Jesus directs the scribe, and us, to “go and do likewise,” i.e., to care for our neighbors in need without regard to their identity or even our own convenience.  We’re usually very ready to do that.  Americans are probably the most generous people in the world, and certainly people of faith are the most generous, when some natural disaster or great human tragedy strikes.

Yet one of the terrible stories of our contemporary world is how unwelcome we—Americans, Europeans, Australians—have made migrants and refugees.  We seem to regard them as “heretics, stupid, uncouth, and lazy,” as well as dangerous.

It’s true that laws, including immigration laws, generally should be respected.  It’s also true that our immigration laws—our system—needs a major fix, one that responds to the real needs of real people, as the Samaritan does in Jesus’ parable; a fix that makes laws deserving our respect because they’re directed toward the common good and aren’t directed by prejudice, fear, or our personal self-interest.

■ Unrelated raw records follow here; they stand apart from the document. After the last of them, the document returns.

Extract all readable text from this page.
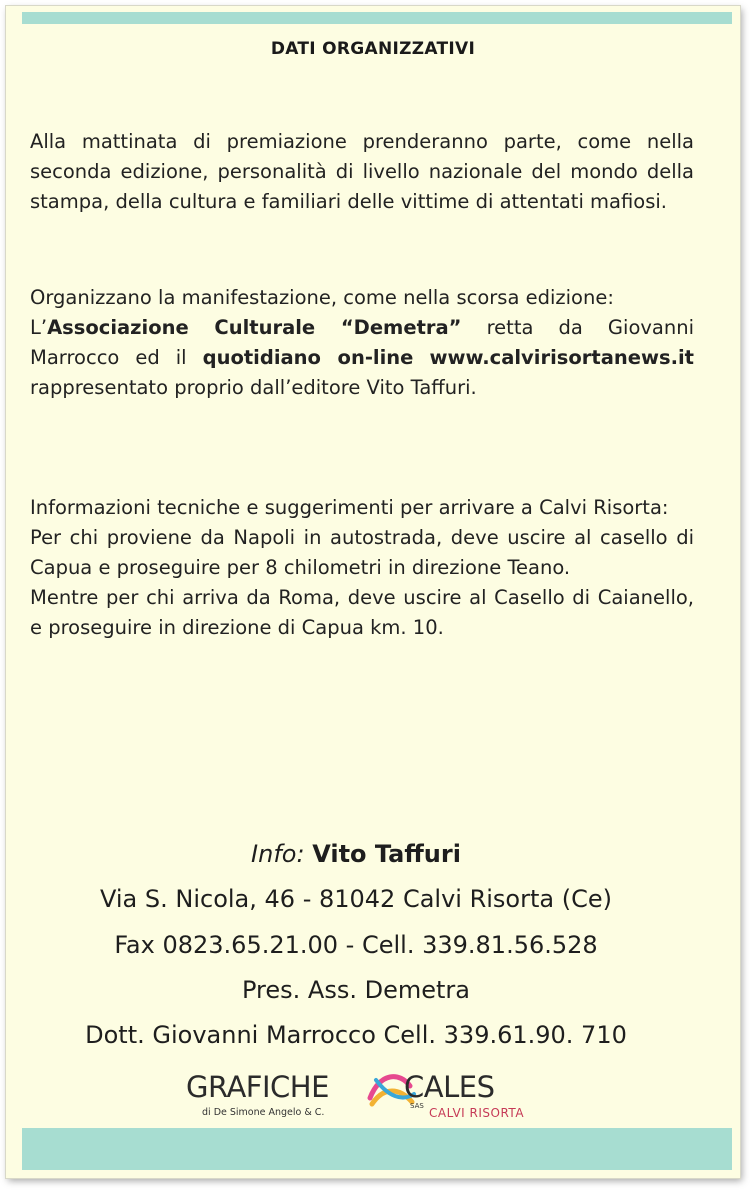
DATI ORGANIZZATIVI

Alla mattinata di premiazione prenderanno parte, come nella seconda edizione, personalità di livello nazionale del mondo della stampa, della cultura e familiari delle vittime di attentati mafiosi.

Organizzano la manifestazione, come nella scorsa edizione:

L’Associazione Culturale “Demetra” retta da Giovanni Marrocco ed il quotidiano on-line www.calvirisortanews.it rappresentato proprio dall’editore Vito Taffuri.

Informazioni tecniche e suggerimenti per arrivare a Calvi Risorta:

Per chi proviene da Napoli in autostrada, deve uscire al casello di Capua e proseguire per 8 chilometri in direzione Teano.

Mentre per chi arriva da Roma, deve uscire al Casello di Caianello, e proseguire in direzione di Capua km. 10.

Info: Vito Taffuri
Via S. Nicola, 46 - 81042 Calvi Risorta (Ce)
Fax 0823.65.21.00 - Cell. 339.81.56.528
Pres. Ass. Demetra
Dott. Giovanni Marrocco Cell. 339.61.90. 710
GRAFICHE	CALES
di De Simone Angelo & C.
SAS CALVI RISORTA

Closing our borders to refugees from war, religious persecution, and ethnic cleansing in the Middle East is a disgrace and is the direct opposite of Jesus’ command to “go and do likewise.”  Our attempts to seal off our southern border, certainly some of the specific practices there, likewise are disgraceful and contrary to Christ’s teaching.  Our politicians’ refusal to compromise on adjusting our immigration laws to today’s realities, instead of those of the 1980s, is unconscionable.

You and I can’t change the laws, of course.  We can call upon our elected officials—whom we call public servants—to change the laws, to find a balance between legitimate national security and good order, and the needs of migrants and refugees.  We can do our part to treat everyone as our neighbor—with respect and concern, regardless of color, ethnicity, gender, age, or other characteristics.  So Jesus tells us.

[For further reading: https://www.patheos.com/blogs/deaconsbench/2019/07/saint-john-paul-the-illegal-migrant-comes-before-us-like-that-stranger-in-whom-jesus-asks-to-be-recognized/]

[1] John P. Kealy, CSSp, Luke’s Gospel Today (Denville, N.J.: Dimension, 1979), p. 279.